"solid piece," early 14c., blok, blokke, "large solid piece of wood," usually with one or more plane faces, from Old French bloc "log, block" of wood (13c.), which is from a Germanic source such as Middle Dutch bloc "trunk of a tree," Old High German bloh (from PIE *bhlugo-, from *bhelg- "a thick plank, beam;" see balk (n.)).
The word was generalized by late 15c. to any solid piece. The meaning "solid mass of wood, the upper surface of which is used for some purpose" is from late 15c., originally the executioner's block where the condemned were beheaded. The meaning "stump where a slave stood to be sold at auction" is from 1842. The sense of "mold on which something is shaped, or placed to keep its shape," typically a hat or wig, is from 1570s; the meaning "head" (generally disparaging) is from 1630s, perhaps an extension of this. To knock (someone's) block off "thrash, beat" is by 1923.

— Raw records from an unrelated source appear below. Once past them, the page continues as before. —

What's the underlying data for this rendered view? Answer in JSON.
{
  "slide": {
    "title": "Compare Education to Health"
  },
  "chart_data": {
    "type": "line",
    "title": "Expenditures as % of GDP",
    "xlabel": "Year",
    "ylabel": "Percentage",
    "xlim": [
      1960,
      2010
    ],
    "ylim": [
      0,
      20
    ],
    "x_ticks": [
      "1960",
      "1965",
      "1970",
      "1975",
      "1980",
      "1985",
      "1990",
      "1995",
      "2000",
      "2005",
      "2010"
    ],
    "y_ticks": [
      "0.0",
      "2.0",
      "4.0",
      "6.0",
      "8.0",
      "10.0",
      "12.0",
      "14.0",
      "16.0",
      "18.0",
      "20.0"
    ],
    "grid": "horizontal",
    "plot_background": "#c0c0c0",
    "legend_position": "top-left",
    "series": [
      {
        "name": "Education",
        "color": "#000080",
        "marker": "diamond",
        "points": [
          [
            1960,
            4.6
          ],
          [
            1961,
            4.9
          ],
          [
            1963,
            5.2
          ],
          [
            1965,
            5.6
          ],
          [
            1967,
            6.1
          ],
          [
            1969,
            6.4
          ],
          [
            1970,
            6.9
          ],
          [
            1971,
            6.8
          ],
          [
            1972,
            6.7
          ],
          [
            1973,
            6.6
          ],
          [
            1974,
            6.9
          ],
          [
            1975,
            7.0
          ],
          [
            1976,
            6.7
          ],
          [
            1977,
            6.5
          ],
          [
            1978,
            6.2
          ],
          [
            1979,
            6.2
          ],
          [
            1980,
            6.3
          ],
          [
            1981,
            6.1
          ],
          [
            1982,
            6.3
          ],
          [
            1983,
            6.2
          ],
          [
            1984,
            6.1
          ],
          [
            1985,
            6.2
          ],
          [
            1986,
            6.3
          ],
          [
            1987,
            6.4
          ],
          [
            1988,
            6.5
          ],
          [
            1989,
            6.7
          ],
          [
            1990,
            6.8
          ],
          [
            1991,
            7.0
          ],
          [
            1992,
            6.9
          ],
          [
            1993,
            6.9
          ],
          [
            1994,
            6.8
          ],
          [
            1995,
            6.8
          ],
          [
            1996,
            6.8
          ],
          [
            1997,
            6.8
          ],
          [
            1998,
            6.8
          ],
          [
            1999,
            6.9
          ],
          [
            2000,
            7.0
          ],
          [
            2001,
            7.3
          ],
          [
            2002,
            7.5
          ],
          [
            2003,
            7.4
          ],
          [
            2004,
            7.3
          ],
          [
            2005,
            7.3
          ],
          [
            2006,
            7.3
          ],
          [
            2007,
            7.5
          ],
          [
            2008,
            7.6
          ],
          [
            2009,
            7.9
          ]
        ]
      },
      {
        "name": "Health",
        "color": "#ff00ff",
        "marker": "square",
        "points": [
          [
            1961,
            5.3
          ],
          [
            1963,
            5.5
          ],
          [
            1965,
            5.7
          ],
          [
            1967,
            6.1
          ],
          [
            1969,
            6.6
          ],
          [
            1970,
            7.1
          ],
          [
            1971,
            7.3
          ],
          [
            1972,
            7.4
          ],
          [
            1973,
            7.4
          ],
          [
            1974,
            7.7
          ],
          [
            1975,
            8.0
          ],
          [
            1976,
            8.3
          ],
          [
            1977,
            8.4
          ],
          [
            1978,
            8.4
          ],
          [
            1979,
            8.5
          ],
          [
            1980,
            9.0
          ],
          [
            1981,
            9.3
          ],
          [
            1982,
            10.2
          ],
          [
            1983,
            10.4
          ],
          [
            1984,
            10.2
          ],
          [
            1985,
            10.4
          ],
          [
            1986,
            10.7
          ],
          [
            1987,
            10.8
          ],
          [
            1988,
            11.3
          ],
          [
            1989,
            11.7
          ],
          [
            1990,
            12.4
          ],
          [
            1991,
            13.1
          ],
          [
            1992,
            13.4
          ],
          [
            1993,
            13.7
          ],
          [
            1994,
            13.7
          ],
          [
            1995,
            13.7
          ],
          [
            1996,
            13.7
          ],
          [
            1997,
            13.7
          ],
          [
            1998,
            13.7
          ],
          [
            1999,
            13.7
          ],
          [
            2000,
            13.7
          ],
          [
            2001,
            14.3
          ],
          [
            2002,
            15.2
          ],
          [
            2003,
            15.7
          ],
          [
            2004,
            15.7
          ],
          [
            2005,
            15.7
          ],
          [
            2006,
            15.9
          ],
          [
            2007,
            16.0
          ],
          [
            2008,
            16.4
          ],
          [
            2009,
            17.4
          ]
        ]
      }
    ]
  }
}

The meaning "grooved pulley in a wooden case" (used to transmit power and change the direction of motion by means of a rope) is from c. 1400. Hence block and tackle (1825; see tackle (n.)). The meaning in city block is 1796, from the notion of a "compact mass" of buildings.
BLOCK. A term applied in America to a square mass of houses included between four streets. It is a very useful one. [Bartlett]
Later of a portion of a city enclosed by streets, whether built up or not.
"obstruct, hinder passage from or to," 1590s, from French bloquer "to block, stop up," from Old French bloc "log, block of wood" (see block (n.1)). Compare Dutch blokkeren, German blockieren "to blockade." The sense in cricket is from 1772; in U.S. football, "stop or obstruct another player," from 1889. Related: Blocked; blocking.